South Korea FSC Greenlights Real Estate STO Plans
South Korea's Financial Services Commission has announced plans to enable security token offerings backed by multiple real estate properties. The move allows fractional investment in real estate through regulated STOs, marking a significant step in the country's digital asset framework.
Yury Konnov

South Korea's Financial Services Commission formally moved on May 15, 2026 to activate security token offerings for real estate by permitting fractional investment securities backed by portfolios of multiple properties — a structural expansion beyond the single-asset tokenization models that had previously dominated early STO discussions in the country. The FSC's action builds directly on the Financial Services Commission's regulatory framework for tokenized securities, which formally recognizes blockchain-based issuance within the existing financial system.

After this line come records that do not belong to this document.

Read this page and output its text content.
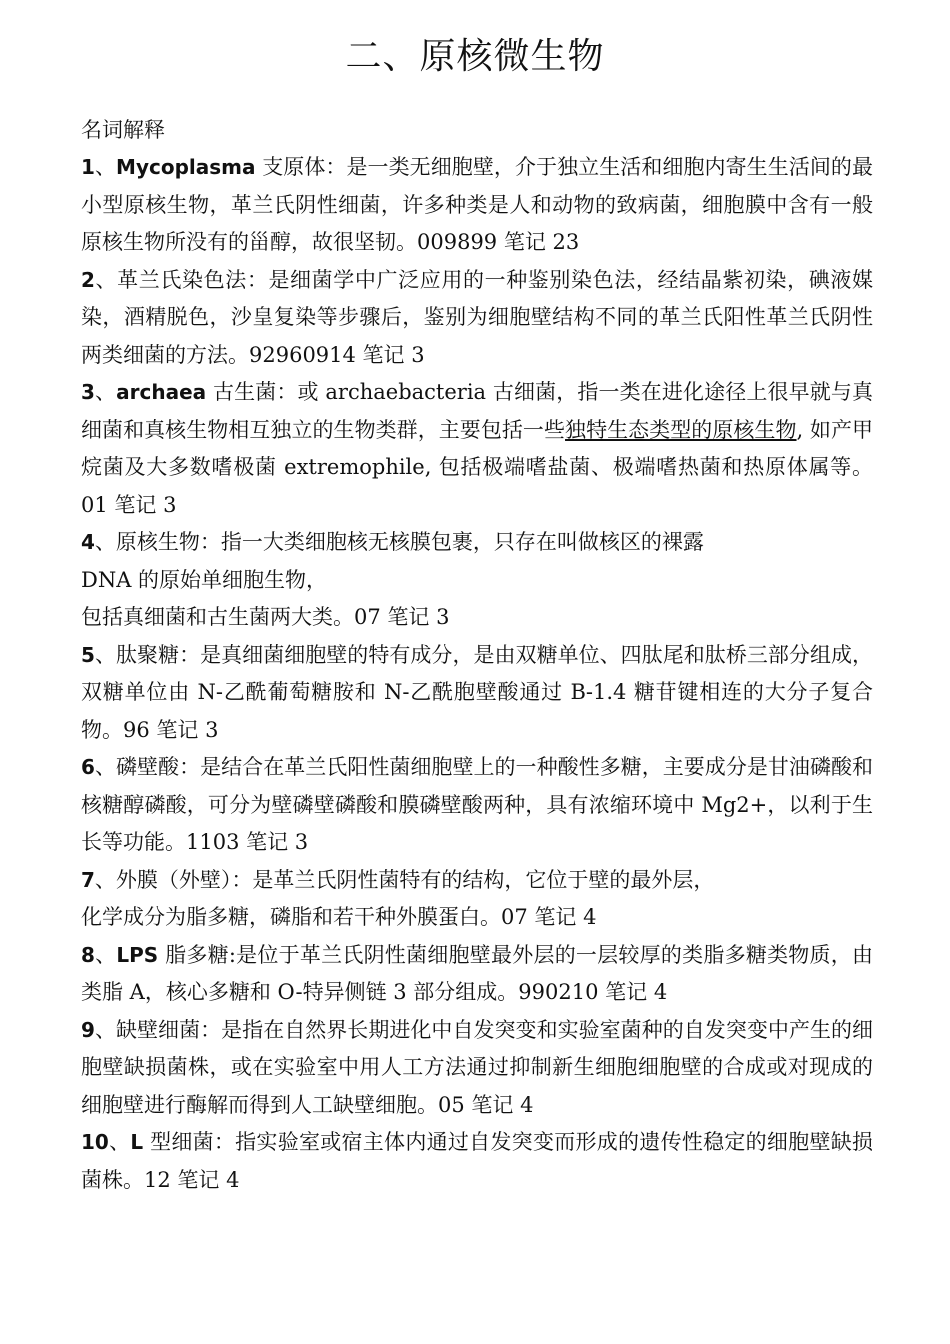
二、原核微生物
名词解释

1、Mycoplasma 支原体：是一类无细胞壁，介于独立生活和细胞内寄生生活间的最小型原核生物，革兰氏阴性细菌，许多种类是人和动物的致病菌，细胞膜中含有一般原核生物所没有的甾醇，故很坚韧。009899 笔记 23

2、革兰氏染色法：是细菌学中广泛应用的一种鉴别染色法，经结晶紫初染，碘液媒染，酒精脱色，沙皇复染等步骤后，鉴别为细胞壁结构不同的革兰氏阳性革兰氏阴性两类细菌的方法。92960914 笔记 3

3、archaea 古生菌：或 archaebacteria 古细菌，指一类在进化途径上很早就与真细菌和真核生物相互独立的生物类群，主要包括一些独特生态类型的原核生物, 如产甲烷菌及大多数嗜极菌 extremophile, 包括极端嗜盐菌、极端嗜热菌和热原体属等。01 笔记 3

4、原核生物：指一大类细胞核无核膜包裹，只存在叫做核区的裸露
DNA 的原始单细胞生物，
包括真细菌和古生菌两大类。07 笔记 3

5、肽聚糖：是真细菌细胞壁的特有成分，是由双糖单位、四肽尾和肽桥三部分组成，双糖单位由 N-乙酰葡萄糖胺和 N-乙酰胞壁酸通过 Β-1.4 糖苷键相连的大分子复合物。96 笔记 3

6、磷壁酸：是结合在革兰氏阳性菌细胞壁上的一种酸性多糖，主要成分是甘油磷酸和核糖醇磷酸，可分为壁磷壁磷酸和膜磷壁酸两种，具有浓缩环境中 Mg2+，以利于生长等功能。1103 笔记 3

7、外膜（外壁）：是革兰氏阴性菌特有的结构，它位于壁的最外层，
化学成分为脂多糖，磷脂和若干种外膜蛋白。07 笔记 4

8、LPS 脂多糖:是位于革兰氏阴性菌细胞壁最外层的一层较厚的类脂多糖类物质，由类脂 A，核心多糖和 O-特异侧链 3 部分组成。990210 笔记 4

9、缺壁细菌：是指在自然界长期进化中自发突变和实验室菌种的自发突变中产生的细胞壁缺损菌株，或在实验室中用人工方法通过抑制新生细胞细胞壁的合成或对现成的细胞壁进行酶解而得到人工缺壁细胞。05 笔记 4

10、L 型细菌：指实验室或宿主体内通过自发突变而形成的遗传性稳定的细胞壁缺损菌株。12 笔记 4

The legislative groundwork for the move was laid in mid-January 2026, when the National Assembly passed amendments to both the Electronic Securities Act and the Capital Markets Act — a second attempt after an earlier tokenization amendment bill failed in 2023. Those amendments, reported by Cryptopolitan's coverage of South Korean fintech tokenization, established legal recognition for distributed-ledger-based securities issuance and explicitly permitted fractional investment instruments tied to real estate and other non-standardized assets.
The FSC's May 15 announcement extends that foundation by clarifying that a single security token offering may be backed by multiple real estate properties simultaneously — a multi-asset structure that allows issuers to pool holdings rather than tokenize each asset individually. This approach mirrors pooled fund mechanics familiar to institutional investors and is expected to lower per-asset issuance costs, though the FSC has not published specific cost or fee guidance alongside the announcement.

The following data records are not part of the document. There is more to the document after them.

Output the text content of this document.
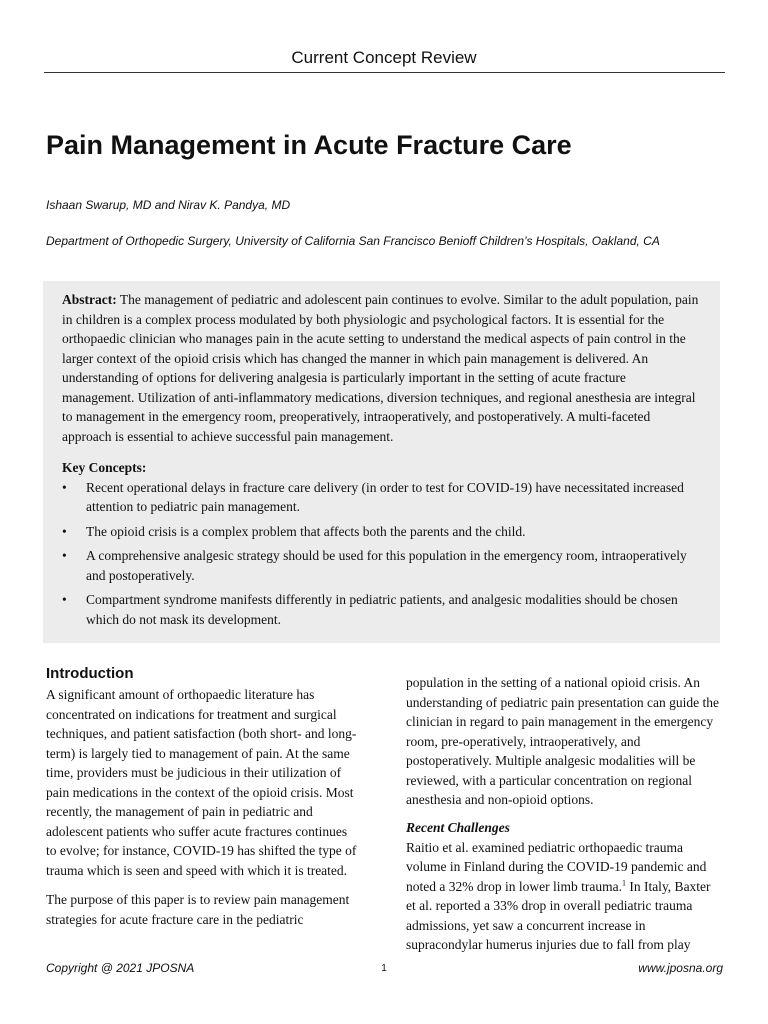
Current Concept Review
Pain Management in Acute Fracture Care
Ishaan Swarup, MD and Nirav K. Pandya, MD
Department of Orthopedic Surgery, University of California San Francisco Benioff Children’s Hospitals, Oakland, CA

Abstract: The management of pediatric and adolescent pain continues to evolve. Similar to the adult population, pain in children is a complex process modulated by both physiologic and psychological factors. It is essential for the orthopaedic clinician who manages pain in the acute setting to understand the medical aspects of pain control in the larger context of the opioid crisis which has changed the manner in which pain management is delivered. An understanding of options for delivering analgesia is particularly important in the setting of acute fracture management. Utilization of anti-inflammatory medications, diversion techniques, and regional anesthesia are integral to management in the emergency room, preoperatively, intraoperatively, and postoperatively. A multi-faceted approach is essential to achieve successful pain management.

Key Concepts:
• Recent operational delays in fracture care delivery (in order to test for COVID-19) have necessitated increased attention to pediatric pain management.
• The opioid crisis is a complex problem that affects both the parents and the child.
• A comprehensive analgesic strategy should be used for this population in the emergency room, intraoperatively and postoperatively.
• Compartment syndrome manifests differently in pediatric patients, and analgesic modalities should be chosen which do not mask its development.
Introduction

A significant amount of orthopaedic literature has concentrated on indications for treatment and surgical techniques, and patient satisfaction (both short- and long-term) is largely tied to management of pain. At the same time, providers must be judicious in their utilization of pain medications in the context of the opioid crisis. Most recently, the management of pain in pediatric and adolescent patients who suffer acute fractures continues to evolve; for instance, COVID-19 has shifted the type of trauma which is seen and speed with which it is treated.

The purpose of this paper is to review pain management strategies for acute fracture care in the pediatric

population in the setting of a national opioid crisis. An understanding of pediatric pain presentation can guide the clinician in regard to pain management in the emergency room, pre-operatively, intraoperatively, and postoperatively. Multiple analgesic modalities will be reviewed, with a particular concentration on regional anesthesia and non-opioid options.

Recent Challenges

Raitio et al. examined pediatric orthopaedic trauma volume in Finland during the COVID-19 pandemic and noted a 32% drop in lower limb trauma.$^1$ In Italy, Baxter et al. reported a 33% drop in overall pediatric trauma admissions, yet saw a concurrent increase in supracondylar humerus injuries due to fall from play

Copyright @ 2021 JPOSNA	1	www.jposna.org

South Korea's broader real estate capital markets provide the commercial context. Total transaction volume in the domestic market rebounded in 2025 to approximately KRW 33–34 trillion, concentrated in high-quality, income-generating assets in core business districts, according to Chambers and Partners' Real Estate 2026 guide. The Civil Code remains the foundational legal instrument governing property rights, ownership transfers, and security interests in the country, and any tokenized real estate instrument must operate within that framework alongside the newly amended securities legislation.
Korean firms had already begun positioning across a wide range of asset classes ahead of formal STO activation. According to Cryptopolitan, companies were exploring tokenization for real estate, investment funds, infrastructure, data centers, and airline mileage points — indicating that the FSC's real estate STO rules arrive into a market where private-sector preparation was already underway. Institutional cross-border interest has also materialized: Kyobo Life Insurance Group and Japan's SBI Group entered a strategic business partnership to expand cooperation in digital finance and technology, according to KED Global, an arrangement that spans the security token space.

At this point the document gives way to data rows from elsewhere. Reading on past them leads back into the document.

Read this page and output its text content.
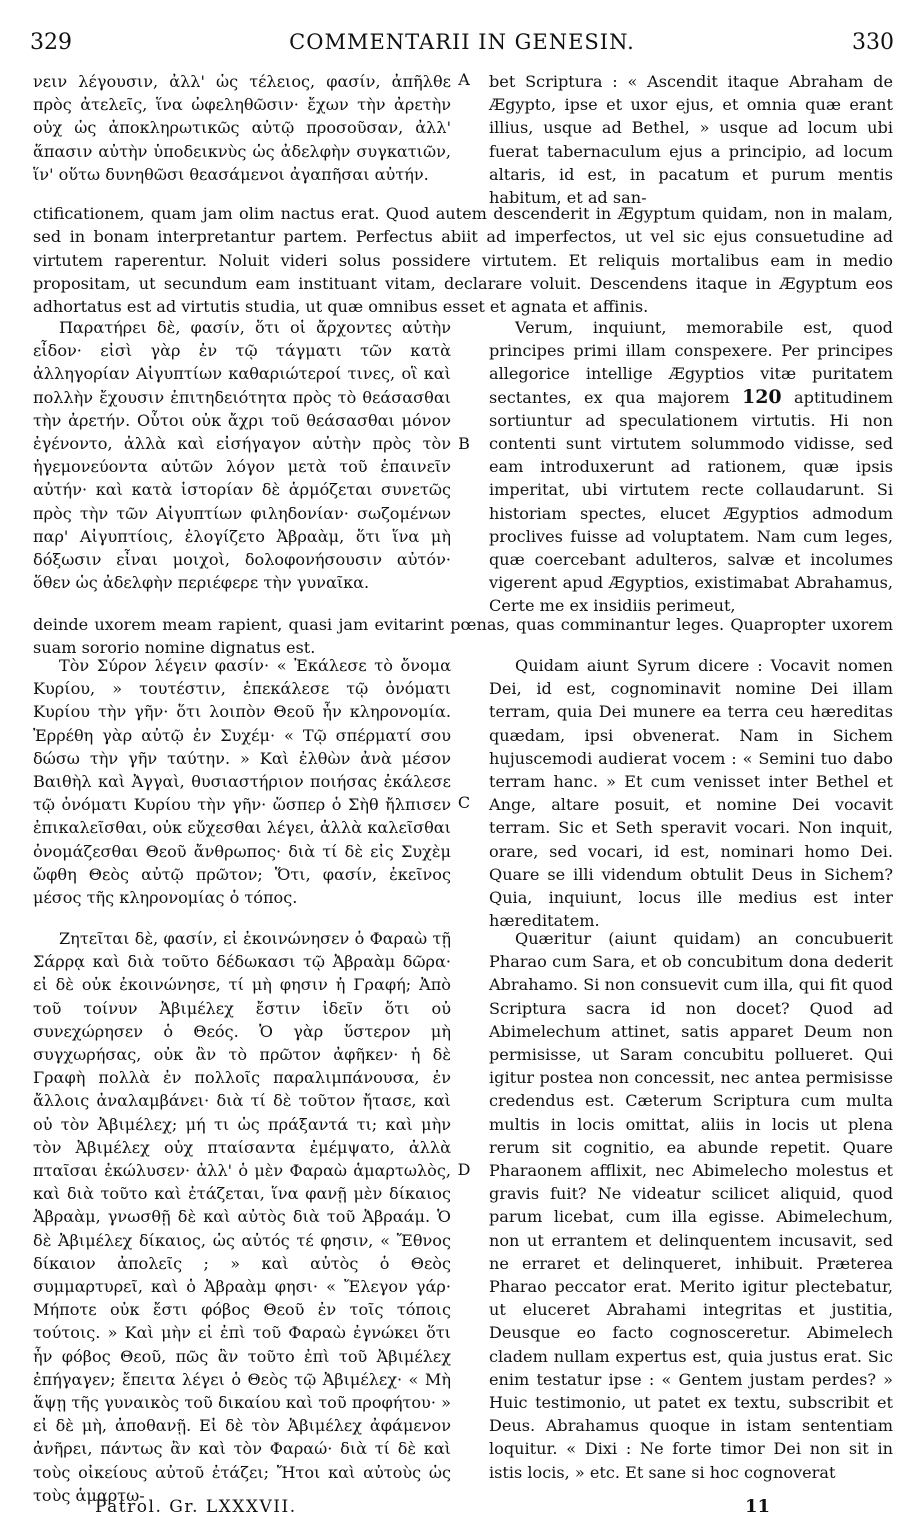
329	COMMENTARII IN GENESIN.	330

νειν λέγουσιν, ἀλλ' ὡς τέλειος, φασίν, ἀπῆλθε πρὸς ἀτελεῖς, ἵνα ὠφεληθῶσιν· ἔχων τὴν ἀρετὴν οὐχ ὡς ἀποκληρωτικῶς αὐτῷ προσοῦσαν, ἀλλ' ἅπασιν αὐτὴν ὑποδεικνὺς ὡς ἀδελφὴν συγκατιῶν, ἵν' οὕτω δυνηθῶσι θεασάμενοι ἀγαπῆσαι αὐτήν.

A bet Scriptura : « Ascendit itaque Abraham de Ægypto, ipse et uxor ejus, et omnia quæ erant illius, usque ad Bethel, » usque ad locum ubi fuerat tabernaculum ejus a principio, ad locum altaris, id est, in pacatum et purum mentis habitum, et ad san-

ctificationem, quam jam olim nactus erat. Quod autem descenderit in Ægyptum quidam, non in malam, sed in bonam interpretantur partem. Perfectus abiit ad imperfectos, ut vel sic ejus consuetudine ad virtutem raperentur. Noluit videri solus possidere virtutem. Et reliquis mortalibus eam in medio propositam, ut secundum eam instituant vitam, declarare voluit. Descendens itaque in Ægyptum eos adhortatus est ad virtutis studia, ut quæ omnibus esset et agnata et affinis.

Παρατήρει δὲ, φασίν, ὅτι οἱ ἄρχοντες αὐτὴν εἶδον· εἰσὶ γὰρ ἐν τῷ τάγματι τῶν κατὰ ἀλληγορίαν Αἰγυπτίων καθαριώτεροί τινες, οἳ καὶ πολλὴν ἔχουσιν ἐπιτηδειότητα πρὸς τὸ θεάσασθαι τὴν ἀρετήν. Οὗτοι οὐκ ἄχρι τοῦ θεάσασθαι μόνον ἐγένοντο, ἀλλὰ καὶ εἰσήγαγον αὐτὴν πρὸς τὸν ἡγεμονεύοντα αὐτῶν λόγον μετὰ τοῦ ἐπαινεῖν αὐτήν· καὶ κατὰ ἱστορίαν δὲ ἁρμόζεται συνετῶς πρὸς τὴν τῶν Αἰγυπτίων φιληδονίαν· σωζομένων παρ' Αἰγυπτίοις, ἐλογίζετο Ἀβραὰμ, ὅτι ἵνα μὴ δόξωσιν εἶναι μοιχοὶ, δολοφονήσουσιν αὐτόν· ὅθεν ὡς ἀδελφὴν περιέφερε τὴν γυναῖκα.

B

Verum, inquiunt, memorabile est, quod principes primi illam conspexere. Per principes allegorice intellige Ægyptios vitæ puritatem sectantes, ex qua majorem 120 aptitudinem sortiuntur ad speculationem virtutis. Hi non contenti sunt virtutem solummodo vidisse, sed eam introduxerunt ad rationem, quæ ipsis imperitat, ubi virtutem recte collaudarunt. Si historiam spectes, elucet Ægyptios admodum proclives fuisse ad voluptatem. Nam cum leges, quæ coercebant adulteros, salvæ et incolumes vigerent apud Ægyptios, existimabat Abrahamus, Certe me ex insidiis perimeut,

deinde uxorem meam rapient, quasi jam evitarint pœnas, quas comminantur leges. Quapropter uxorem suam sororio nomine dignatus est.

Τὸν Σύρον λέγειν φασίν· « Ἐκάλεσε τὸ ὄνομα Κυρίου, » τουτέστιν, ἐπεκάλεσε τῷ ὀνόματι Κυρίου τὴν γῆν· ὅτι λοιπὸν Θεοῦ ἦν κληρονομία. Ἐρρέθη γὰρ αὐτῷ ἐν Συχέμ· « Τῷ σπέρματί σου δώσω τὴν γῆν ταύτην. » Καὶ ἐλθὼν ἀνὰ μέσον Βαιθὴλ καὶ Ἀγγαὶ, θυσιαστήριον ποιήσας ἐκάλεσε τῷ ὀνόματι Κυρίου τὴν γῆν· ὥσπερ ὁ Σὴθ ἤλπισεν ἐπικαλεῖσθαι, οὐκ εὔχεσθαι λέγει, ἀλλὰ καλεῖσθαι ὀνομάζεσθαι Θεοῦ ἄνθρωπος· διὰ τί δὲ εἰς Συχὲμ ὤφθη Θεὸς αὐτῷ πρῶτον; Ὅτι, φασίν, ἐκεῖνος μέσος τῆς κληρονομίας ὁ τόπος.

C

Quidam aiunt Syrum dicere : Vocavit nomen Dei, id est, cognominavit nomine Dei illam terram, quia Dei munere ea terra ceu hæreditas quædam, ipsi obvenerat. Nam in Sichem hujuscemodi audierat vocem : « Semini tuo dabo terram hanc. » Et cum venisset inter Bethel et Ange, altare posuit, et nomine Dei vocavit terram. Sic et Seth speravit vocari. Non inquit, orare, sed vocari, id est, nominari homo Dei. Quare se illi videndum obtulit Deus in Sichem? Quia, inquiunt, locus ille medius est inter hæreditatem.

Ζητεῖται δὲ, φασίν, εἰ ἐκοινώνησεν ὁ Φαραὼ τῇ Σάρρᾳ καὶ διὰ τοῦτο δέδωκασι τῷ Ἀβραὰμ δῶρα· εἰ δὲ οὐκ ἐκοινώνησε, τί μὴ φησιν ἡ Γραφή; Ἀπὸ τοῦ τοίνυν Ἀβιμέλεχ ἔστιν ἰδεῖν ὅτι οὐ συνεχώρησεν ὁ Θεός. Ὁ γὰρ ὕστερον μὴ συγχωρήσας, οὐκ ἂν τὸ πρῶτον ἀφῆκεν· ἡ δὲ Γραφὴ πολλὰ ἐν πολλοῖς παραλιμπάνουσα, ἐν ἄλλοις ἀναλαμβάνει· διὰ τί δὲ τοῦτον ἤτασε, καὶ οὐ τὸν Ἀβιμέλεχ; μή τι ὡς πράξαντά τι; καὶ μὴν τὸν Ἀβιμέλεχ οὐχ πταίσαντα ἐμέμψατο, ἀλλὰ πταῖσαι ἐκώλυσεν· ἀλλ' ὁ μὲν Φαραὼ ἁμαρτωλὸς, καὶ διὰ τοῦτο καὶ ἐτάζεται, ἵνα φανῇ μὲν δίκαιος Ἀβραὰμ, γνωσθῇ δὲ καὶ αὐτὸς διὰ τοῦ Ἀβραάμ. Ὁ δὲ Ἀβιμέλεχ δίκαιος, ὡς αὐτός τέ φησιν, « Ἔθνος δίκαιον ἀπολεῖς ; » καὶ αὐτὸς ὁ Θεὸς συμμαρτυρεῖ, καὶ ὁ Ἀβραὰμ φησι· « Ἔλεγον γάρ· Μήποτε οὐκ ἔστι φόβος Θεοῦ ἐν τοῖς τόποις τούτοις. » Καὶ μὴν εἰ ἐπὶ τοῦ Φαραὼ ἐγνώκει ὅτι ἦν φόβος Θεοῦ, πῶς ἂν τοῦτο ἐπὶ τοῦ Ἀβιμέλεχ ἐπήγαγεν; ἔπειτα λέγει ὁ Θεὸς τῷ Ἀβιμέλεχ· « Μὴ ἅψῃ τῆς γυναικὸς τοῦ δικαίου καὶ τοῦ προφήτου· » εἰ δὲ μὴ, ἀποθανῇ. Εἰ δὲ τὸν Ἀβιμέλεχ ἀφάμενον ἀνῆρει, πάντως ἂν καὶ τὸν Φαραώ· διὰ τί δὲ καὶ τοὺς οἰκείους αὐτοῦ ἐτάζει; Ἤτοι καὶ αὐτοὺς ὡς τοὺς ἁμαρτω-

D

Quæritur (aiunt quidam) an concubuerit Pharao cum Sara, et ob concubitum dona dederit Abrahamo. Si non consuevit cum illa, qui fit quod Scriptura sacra id non docet? Quod ad Abimelechum attinet, satis apparet Deum non permisisse, ut Saram concubitu pollueret. Qui igitur postea non concessit, nec antea permisisse credendus est. Cæterum Scriptura cum multa multis in locis omittat, aliis in locis ut plena rerum sit cognitio, ea abunde repetit. Quare Pharaonem afflixit, nec Abimelecho molestus et gravis fuit? Ne videatur scilicet aliquid, quod parum licebat, cum illa egisse. Abimelechum, non ut errantem et delinquentem incusavit, sed ne erraret et delinqueret, inhibuit. Præterea Pharao peccator erat. Merito igitur plectebatur, ut eluceret Abrahami integritas et justitia, Deusque eo facto cognosceretur. Abimelech cladem nullam expertus est, quia justus erat. Sic enim testatur ipse : « Gentem justam perdes? » Huic testimonio, ut patet ex textu, subscribit et Deus. Abrahamus quoque in istam sententiam loquitur. « Dixi : Ne forte timor Dei non sit in istis locis, » etc. Et sane si hoc cognoverat

Patrol. Gr. LXXXVII.	11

The global backdrop reinforces the commercial rationale. Boston Consulting Group projects that tokenized securities could grow from approximately $80 billion today to $250 billion by 2030, according to figures cited by Cryptopolitan — a trajectory that has accelerated regulatory timelines across multiple jurisdictions as governments compete for issuer mandates and institutional capital.
Several material details remain absent from the May 15 announcement. The FSC has not identified which licensed intermediaries are authorized to manage multi-property STO issuance under the new rules, nor has it specified the minimum or maximum number of properties that may be pooled within a single token structure. The announcement does not disclose haircut methodologies for secondary-market valuation of multi-asset tokens, the capital adequacy requirements for issuers, or the investor eligibility thresholds — retail versus qualified — that will govern distribution. No specific real estate asset, named issuer mandate, or live tokenized product was identified in the regulatory communication.
The immediate concrete effect of the FSC's May 15 action is that multi-property real estate security token offerings now have an explicit regulatory pathway in South Korea, removing the structural ambiguity that had limited issuers to single-asset token structures. What the announcement does not establish is a complete operational rulebook: licensing criteria for STO platforms, secondary trading venue specifications, and investor protection standards for pooled real estate tokens have not been published, and the amended Electronic Securities Act provisions are not scheduled to take full effect until January 2027.